Fig. 5: Evaluation of eCas12f1 as a potential cancer therapy tool.

a Schematic illustration of sgRNA designed to disrupt exon3 of the PLK1 gene. Underline, sgRNA spacer sequence; light blue letters, PAM sequence. b Indel frequency of eCas12f1-PLK1 in SKBR-3 cells. 36.69% of indel frequencies were observed in GFP-positive SKBR-3 cells. NTC, non-targeting control. c Images of SKBR-3 colonies stained with crystal violet for the colony formation assay. d Quantification of the relative colony formation ability. e Schematic illustration of sgRNA designed to disrupt exon15 of the BRAF with V600E mutation. Underline, sgRNA spacer sequence; light blue letters, PAM sequence; light green letters, wild type base pair in BRAF; red letters, base pair mutation in BRAF; black box, amino acid code. f, g Indel frequency of eCas12f1-BRAF in HEK293T cells (f) and A375 cells (g). 18.97% of indel frequencies were observed only in GFP-positive A375 cells.
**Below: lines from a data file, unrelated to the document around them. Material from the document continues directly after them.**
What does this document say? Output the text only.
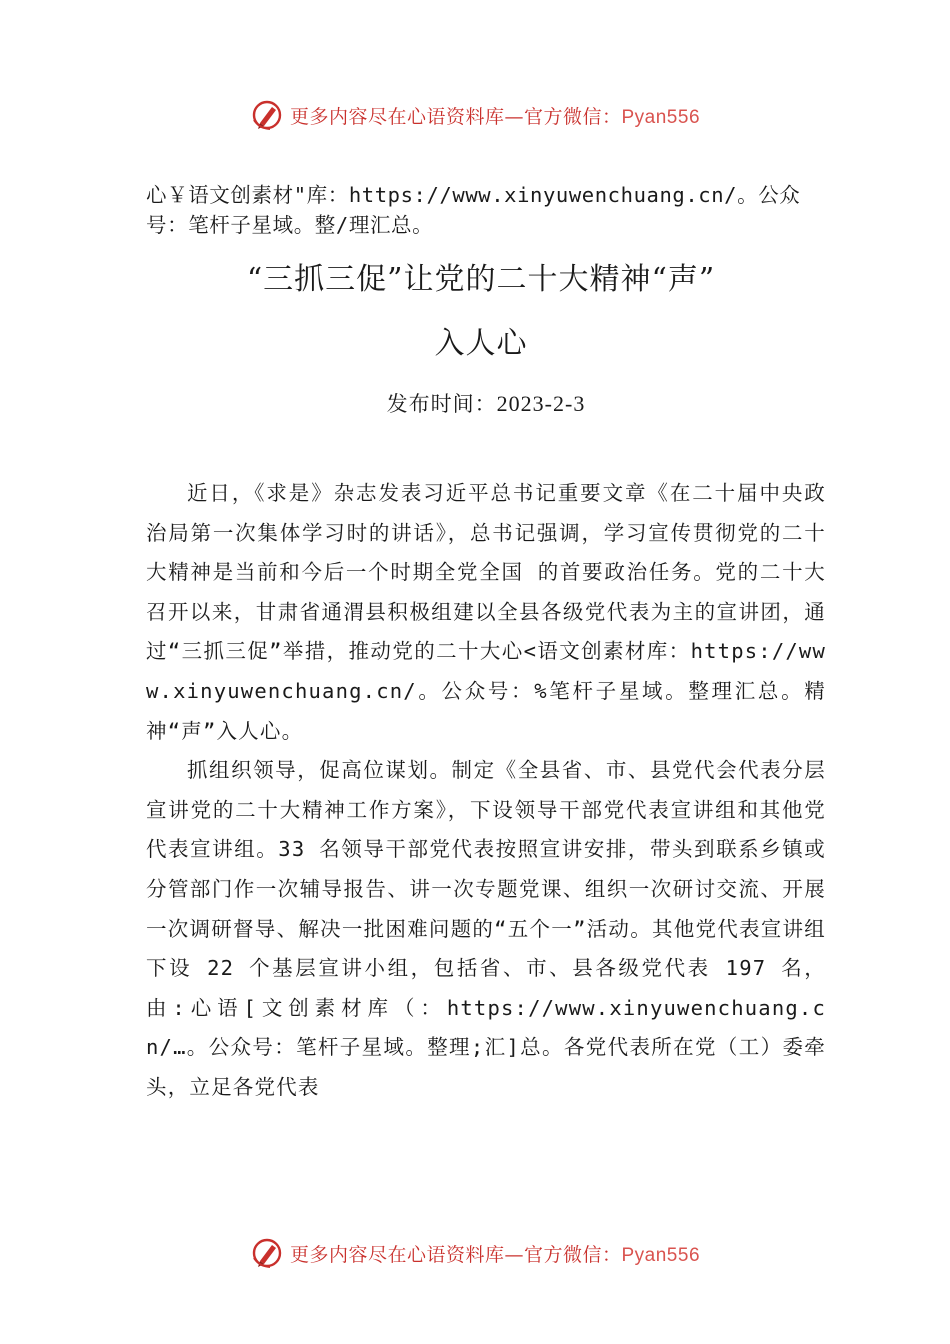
更多内容尽在心语资料库—官方微信：Pyan556

心￥语文创素材"库：https://www.xinyuwenchuang.cn/。公众号：笔杆子星域。整/理汇总。

“三抓三促”让党的二十大精神“声”
入人心
发布时间：2023-2-3

近日，《求是》杂志发表习近平总书记重要文章《在二十届中央政治局第一次集体学习时的讲话》，总书记强调，学习宣传贯彻党的二十大精神是当前和今后一个时期全党全国 的首要政治任务。党的二十大召开以来，甘肃省通渭县积极组建以全县各级党代表为主的宣讲团，通过“三抓三促”举措，推动党的二十大心<语文创素材库：https://www.xinyuwenchuang.cn/。公众号：%笔杆子星域。整理汇总。精神“声”入人心。

抓组织领导，促高位谋划。制定《全县省、市、县党代会代表分层宣讲党的二十大精神工作方案》，下设领导干部党代表宣讲组和其他党代表宣讲组。33 名领导干部党代表按照宣讲安排，带头到联系乡镇或分管部门作一次辅导报告、讲一次专题党课、组织一次研讨交流、开展一次调研督导、解决一批困难问题的“五个一”活动。其他党代表宣讲组下设 22 个基层宣讲小组，包括省、市、县各级党代表 197 名， 由:心语[文创素材库（：https://www.xinyuwenchuang.cn/…。公众号：笔杆子星域。整理;汇]总。各党代表所在党（工）委牵头，立足各党代表

更多内容尽在心语资料库—官方微信：Pyan556
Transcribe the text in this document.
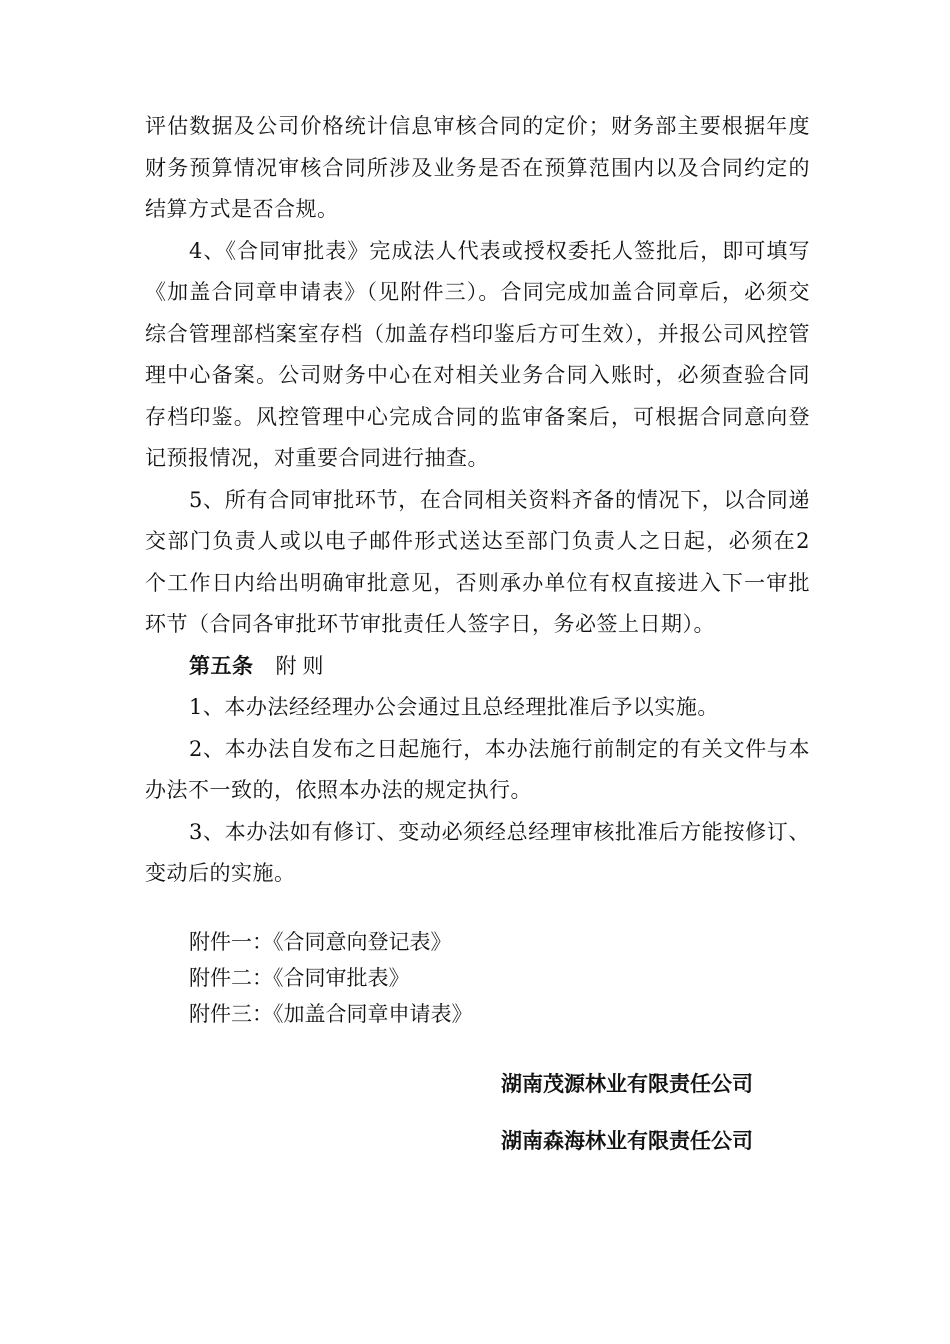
评估数据及公司价格统计信息审核合同的定价；财务部主要根据年度财务预算情况审核合同所涉及业务是否在预算范围内以及合同约定的结算方式是否合规。

4、《合同审批表》完成法人代表或授权委托人签批后，即可填写《加盖合同章申请表》（见附件三）。合同完成加盖合同章后，必须交综合管理部档案室存档（加盖存档印鉴后方可生效），并报公司风控管理中心备案。公司财务中心在对相关业务合同入账时，必须查验合同存档印鉴。风控管理中心完成合同的监审备案后，可根据合同意向登记预报情况，对重要合同进行抽查。

5、所有合同审批环节，在合同相关资料齐备的情况下，以合同递交部门负责人或以电子邮件形式送达至部门负责人之日起，必须在2 个工作日内给出明确审批意见，否则承办单位有权直接进入下一审批环节（合同各审批环节审批责任人签字日，务必签上日期）。

第五条 附则

1、本办法经经理办公会通过且总经理批准后予以实施。

2、本办法自发布之日起施行，本办法施行前制定的有关文件与本办法不一致的，依照本办法的规定执行。

3、本办法如有修订、变动必须经总经理审核批准后方能按修订、变动后的实施。

附件一：《合同意向登记表》
附件二：《合同审批表》
附件三：《加盖合同章申请表》
湖南茂源林业有限责任公司
湖南森海林业有限责任公司
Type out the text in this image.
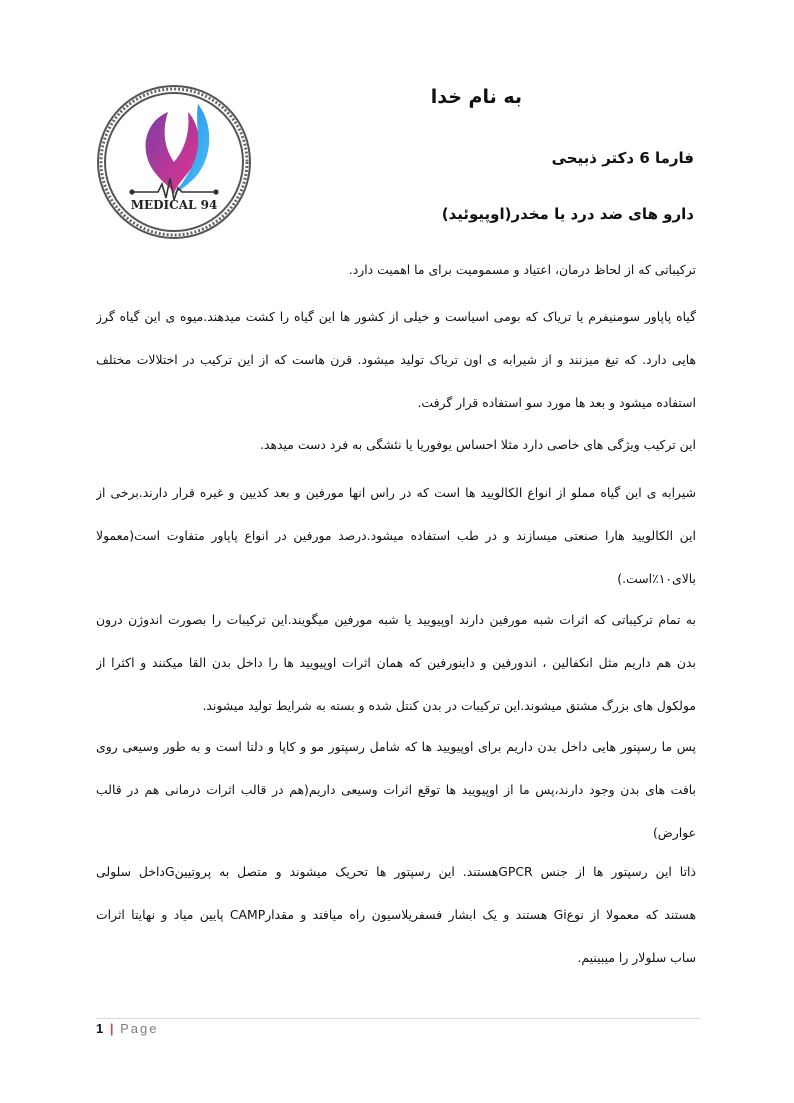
MEDICAL 94
به نام خدا
فارما 6 دکتر ذبیحی
دارو های ضد درد یا مخدر(اوپیوئید)
ترکیباتی که از لحاظ درمان، اعتیاد و مسمومیت برای ما اهمیت دارد.
گیاه پاپاور سومنیفرم یا تریاک که بومی اسیاست و خیلی از کشور ها این گیاه را کشت میدهند.میوه ی این گیاه گرز
هایی دارد. که تیغ میزنند و از شیرابه ی اون تریاک تولید میشود. قرن هاست که از این ترکیب در اختلالات مختلف
استفاده میشود و بعد ها مورد سو استفاده قرار گرفت.
این ترکیب ویژگی های خاصی دارد مثلا احساس یوفوریا یا نئشگی به فرد دست میدهد.
شیرابه ی این گیاه مملو از انواع الکالویید ها است که در راس انها مورفین و بعد کدیین و غیره قرار دارند.برخی از
این الکالویید هارا صنعتی میسازند و در طب استفاده میشود.درصد مورفین در انواع پاپاور متفاوت است(معمولا
بالای۱۰٪است.)
به تمام ترکیباتی که اثرات شبه مورفین دارند اوپیویید یا شبه مورفین میگویند.این ترکیبات را بصورت اندوژن درون
بدن هم داریم مثل انکفالین ، اندورفین و داینورفین که همان اثرات اوپیویید ها را داخل بدن القا میکنند و اکثرا از
مولکول های بزرگ مشتق میشوند.این ترکیبات در بدن کنتل شده و بسته به شرایط تولید میشوند.
پس ما رسپتور هایی داخل بدن داریم برای اوپیویید ها که شامل رسپتور مو و کاپا و دلتا است و به طور وسیعی روی
بافت های بدن وجود دارند،پس ما از اوپیویید ها توقع اثرات وسیعی داریم(هم در قالب اثرات درمانی هم در قالب
عوارض)
ذاتا این رسپتور ها از جنس GPCRهستند. این رسپتور ها تحریک میشوند و متصل به پروتیینGداخل سلولی
هستند که معمولا از نوعGi هستند و یک ابشار فسفریلاسیون راه میافتد و مقدارCAMP پایین میاد و نهایتا اثرات
ساب سلولار را میبینیم.
1 | Page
NTC, non-targeting control. h, i Images of HEK293T (h) and A375 (i) colonies stained with crystal violet for the colony formation assay after eCas12f1 treatment. j, k Quantification of the relative colony formation ability for HEK293T (j) and A375 (k) cells. 69.67% reduction in cell proliferation was observed only in A375 cells treated with eCas12f1 targeting BRAF V600E mutation gene. Data in the bar graphs represent mean ± s.d. of three independent biological replicates. P-values were obtained using the two-tailed Student’s t-test. ns, not significant. Source data are provided as a Source Data file.